When faced with the prospect of a terrible constructor, it's tempting to just pass it a value object:

public class MovieData
public var title : String;
public var genre : String;
public var stars : Array;
public var director : String;
public var writer : String;
public var budget : Number;
public var hasSequel : Boolean = true;

The benefit here is that the constructor now only needs to take in one parameter:

var movie : Movie = new Movie( movieData : MovieData );

The problem with this approach is that the constructor has lost its power to communicate. From looking at its signature, all I know is that it takes in some vague sort of data. I have to look at the value-object class to learn more. And looking at that still doesn't tell me whether or not I need to give every parameter a value or if some are optional.

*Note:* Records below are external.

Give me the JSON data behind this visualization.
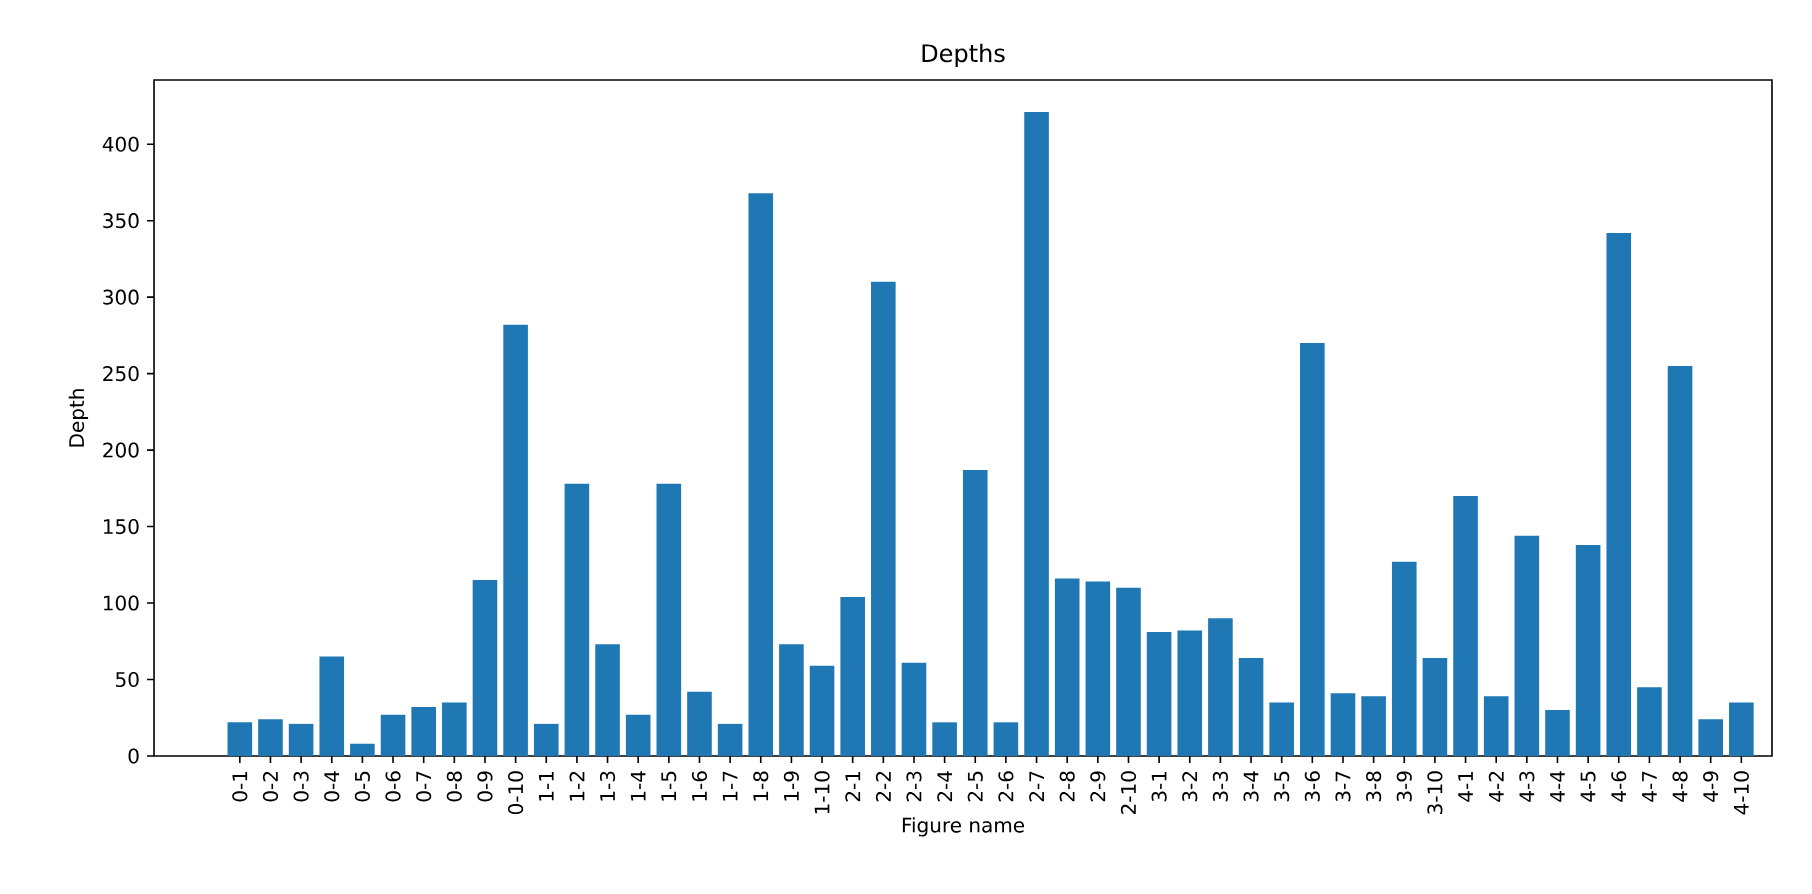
{
  "chart_data": {
    "type": "bar",
    "title": "Depths",
    "xlabel": "Figure name",
    "ylabel": "Depth",
    "categories": [
      "0-1",
      "0-2",
      "0-3",
      "0-4",
      "0-5",
      "0-6",
      "0-7",
      "0-8",
      "0-9",
      "0-10",
      "1-1",
      "1-2",
      "1-3",
      "1-4",
      "1-5",
      "1-6",
      "1-7",
      "1-8",
      "1-9",
      "1-10",
      "2-1",
      "2-2",
      "2-3",
      "2-4",
      "2-5",
      "2-6",
      "2-7",
      "2-8",
      "2-9",
      "2-10",
      "3-1",
      "3-2",
      "3-3",
      "3-4",
      "3-5",
      "3-6",
      "3-7",
      "3-8",
      "3-9",
      "3-10",
      "4-1",
      "4-2",
      "4-3",
      "4-4",
      "4-5",
      "4-6",
      "4-7",
      "4-8",
      "4-9",
      "4-10"
    ],
    "values": [
      22,
      24,
      21,
      65,
      8,
      27,
      32,
      35,
      115,
      282,
      21,
      178,
      73,
      27,
      178,
      42,
      21,
      368,
      73,
      59,
      104,
      310,
      61,
      22,
      187,
      22,
      421,
      116,
      114,
      110,
      81,
      82,
      90,
      64,
      35,
      270,
      41,
      39,
      127,
      64,
      170,
      39,
      144,
      30,
      138,
      342,
      45,
      255,
      24,
      35
    ],
    "color": "#1f77b4",
    "ylim": [
      0,
      442
    ],
    "yticks": [
      0,
      50,
      100,
      150,
      200,
      250,
      300,
      350,
      400
    ]
  }
}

Sometimes, this is the best I can do. But usually, I can solve this problem by breaking up the class into several smaller classes. In fact, when I feel the need to pass a constructor many parameters -- via raw values or through a value object -- I take it as a sign that my thinking isn't granular enough.

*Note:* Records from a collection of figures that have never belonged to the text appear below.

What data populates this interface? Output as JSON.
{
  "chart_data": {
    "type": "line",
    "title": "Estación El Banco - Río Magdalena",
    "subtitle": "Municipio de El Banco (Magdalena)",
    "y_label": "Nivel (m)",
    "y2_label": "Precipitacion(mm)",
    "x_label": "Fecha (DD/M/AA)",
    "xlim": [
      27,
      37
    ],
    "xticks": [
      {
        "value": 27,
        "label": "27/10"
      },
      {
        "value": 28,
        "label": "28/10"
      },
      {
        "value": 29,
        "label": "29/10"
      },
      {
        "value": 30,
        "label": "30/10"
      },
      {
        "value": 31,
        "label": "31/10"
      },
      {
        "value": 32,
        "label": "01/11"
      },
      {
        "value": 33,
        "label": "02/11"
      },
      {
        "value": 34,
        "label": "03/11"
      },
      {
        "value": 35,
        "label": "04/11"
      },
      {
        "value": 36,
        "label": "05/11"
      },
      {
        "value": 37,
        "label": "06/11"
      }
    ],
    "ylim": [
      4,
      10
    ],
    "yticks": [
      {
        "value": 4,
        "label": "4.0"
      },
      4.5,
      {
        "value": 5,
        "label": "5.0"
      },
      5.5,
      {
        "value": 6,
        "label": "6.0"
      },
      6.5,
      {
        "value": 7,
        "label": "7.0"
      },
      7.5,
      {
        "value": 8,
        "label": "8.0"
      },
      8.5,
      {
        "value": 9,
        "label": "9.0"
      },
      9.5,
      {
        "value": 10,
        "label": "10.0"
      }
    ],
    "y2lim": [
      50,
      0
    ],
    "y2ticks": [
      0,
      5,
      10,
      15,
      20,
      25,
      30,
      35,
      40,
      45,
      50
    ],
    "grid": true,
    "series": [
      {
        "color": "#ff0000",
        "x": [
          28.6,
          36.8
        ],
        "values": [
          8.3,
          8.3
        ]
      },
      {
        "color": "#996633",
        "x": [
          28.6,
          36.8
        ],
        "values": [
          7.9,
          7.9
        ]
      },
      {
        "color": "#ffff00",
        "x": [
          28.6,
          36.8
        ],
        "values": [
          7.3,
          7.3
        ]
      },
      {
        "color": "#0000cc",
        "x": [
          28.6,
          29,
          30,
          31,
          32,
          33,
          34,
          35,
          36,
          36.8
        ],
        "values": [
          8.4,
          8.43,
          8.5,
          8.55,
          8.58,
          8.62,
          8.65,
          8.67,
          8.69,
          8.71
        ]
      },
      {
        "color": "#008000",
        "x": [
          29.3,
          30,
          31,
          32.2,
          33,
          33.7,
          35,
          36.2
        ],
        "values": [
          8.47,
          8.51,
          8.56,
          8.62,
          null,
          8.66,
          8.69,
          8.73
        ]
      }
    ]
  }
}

For instance, does it really make sense to have just one monolithic movie class? At the very least, I can break it up into Movie, Metadata and Staff:

public class Staff

public function Staff( director : String, writer, String, stars : Array )


public class Metadata

public function Metadata( title : String, genre : String, budget : Number,
hasSequel : Boolean = false )


public class Movie

public function Movie( metadata : Metadata, staff : staff )

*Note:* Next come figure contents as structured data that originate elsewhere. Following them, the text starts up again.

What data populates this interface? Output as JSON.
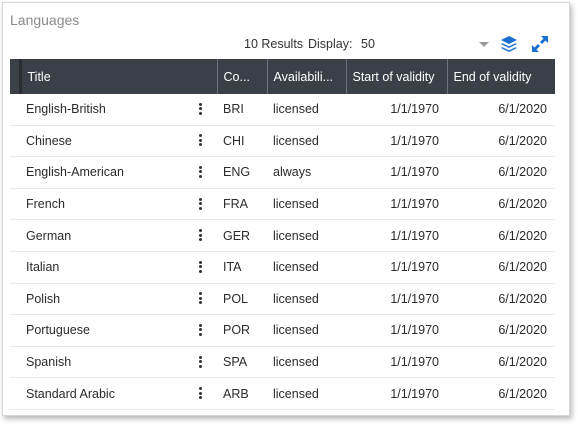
{
  "panel": {
    "title": "Languages"
  },
  "toolbar": {
    "results": "10 Results",
    "display_label": "Display:",
    "display_value": "50",
    "layers_icon": "layers-icon",
    "expand_icon": "expand-icon",
    "accent": "#1a6fd0"
  },
  "table": {
    "headers": {
      "title": "Title",
      "code": "Co...",
      "availability": "Availabili...",
      "start": "Start of validity",
      "end": "End of validity"
    },
    "rows": [
      {
        "title": "English-British",
        "code": "BRI",
        "availability": "licensed",
        "start": "1/1/1970",
        "end": "6/1/2020"
      },
      {
        "title": "Chinese",
        "code": "CHI",
        "availability": "licensed",
        "start": "1/1/1970",
        "end": "6/1/2020"
      },
      {
        "title": "English-American",
        "code": "ENG",
        "availability": "always",
        "start": "1/1/1970",
        "end": "6/1/2020"
      },
      {
        "title": "French",
        "code": "FRA",
        "availability": "licensed",
        "start": "1/1/1970",
        "end": "6/1/2020"
      },
      {
        "title": "German",
        "code": "GER",
        "availability": "licensed",
        "start": "1/1/1970",
        "end": "6/1/2020"
      },
      {
        "title": "Italian",
        "code": "ITA",
        "availability": "licensed",
        "start": "1/1/1970",
        "end": "6/1/2020"
      },
      {
        "title": "Polish",
        "code": "POL",
        "availability": "licensed",
        "start": "1/1/1970",
        "end": "6/1/2020"
      },
      {
        "title": "Portuguese",
        "code": "POR",
        "availability": "licensed",
        "start": "1/1/1970",
        "end": "6/1/2020"
      },
      {
        "title": "Spanish",
        "code": "SPA",
        "availability": "licensed",
        "start": "1/1/1970",
        "end": "6/1/2020"
      },
      {
        "title": "Standard Arabic",
        "code": "ARB",
        "availability": "licensed",
        "start": "1/1/1970",
        "end": "6/1/2020"
      }
    ]
  },
  "colors": {
    "header_bg": "#3b4048",
    "header_text": "#ffffff",
    "row_divider": "#e8e8e8"
  }
}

I'm not crazy about the Metadata class, because it has four parameters, which violates my aesthetic limit. Perhaps I'll leave it as is, though. I'm not dogmatic about the three-parameter rule. However, looking at the parameters, I do have a vague feeling that "budget" is a different sort of beast from "title", "genre" and "hasSequel". I might consider creating a new class called Finances or at least keep that option open in my mind. I know for sure that I don't want to add any more parameters to Metadata! Maybe Metadata itself should take in three parameters, category (title and genre), hasSequels and finances( budget ). Or maybe Metadata should only be about the title, genre and sequels. Maybe Movie should take in metadata, staff and finances.

Regardless of my ultimate decision, my gaol is to keep everything small: small number of parameters, small methods and small classes. Small is good, because small is readable; small is easy to maintain.

This super-modular approach mirrors the way we think. If I ask you to tell me about your best friend, you might say, "His name is Bob. He's a lab technician." Translated to OOP, that's...

var bestFriend : Person = new Person( "Bob", "lab technician" );

But what if I ask you to describe Bob in more detail. You're likely to say something like, "Well, he's been married for ten years and he has a little girl named Sarah. He has brown hair and green eyes. He lives in Seattle." Notice how you broke down your description into categories. You're didn't amorphously describe Bob. You specifically told me about his family, his looks and his location.

You're didn't do this:

var bestFriend : Person = new Person( "Bob", "lab technician", 10, "Sarah", "brown", "green", "Seattle" );

You did this:

var family : Family = new Family( 10, ["Sarah"] );
var looks : Looks = new Looks( "green", "brown" );
var location : Location = new Location( "Seattle" );
var bestFriend : Person = new Person( "Bob", "Lab Technician", family, looks, location );

That's two too-many parameters, but it's more readable and natural than the former version. Maybe name, occupation and looks could be bundled into a class called Description. That would give you...

var bestFriend : Person = new Person( description, family, location );

The goal isn't to come up with the perfect solution. There isn't a perfect solution. The gaol is to continually play around to make your code as simple and communicative as possible.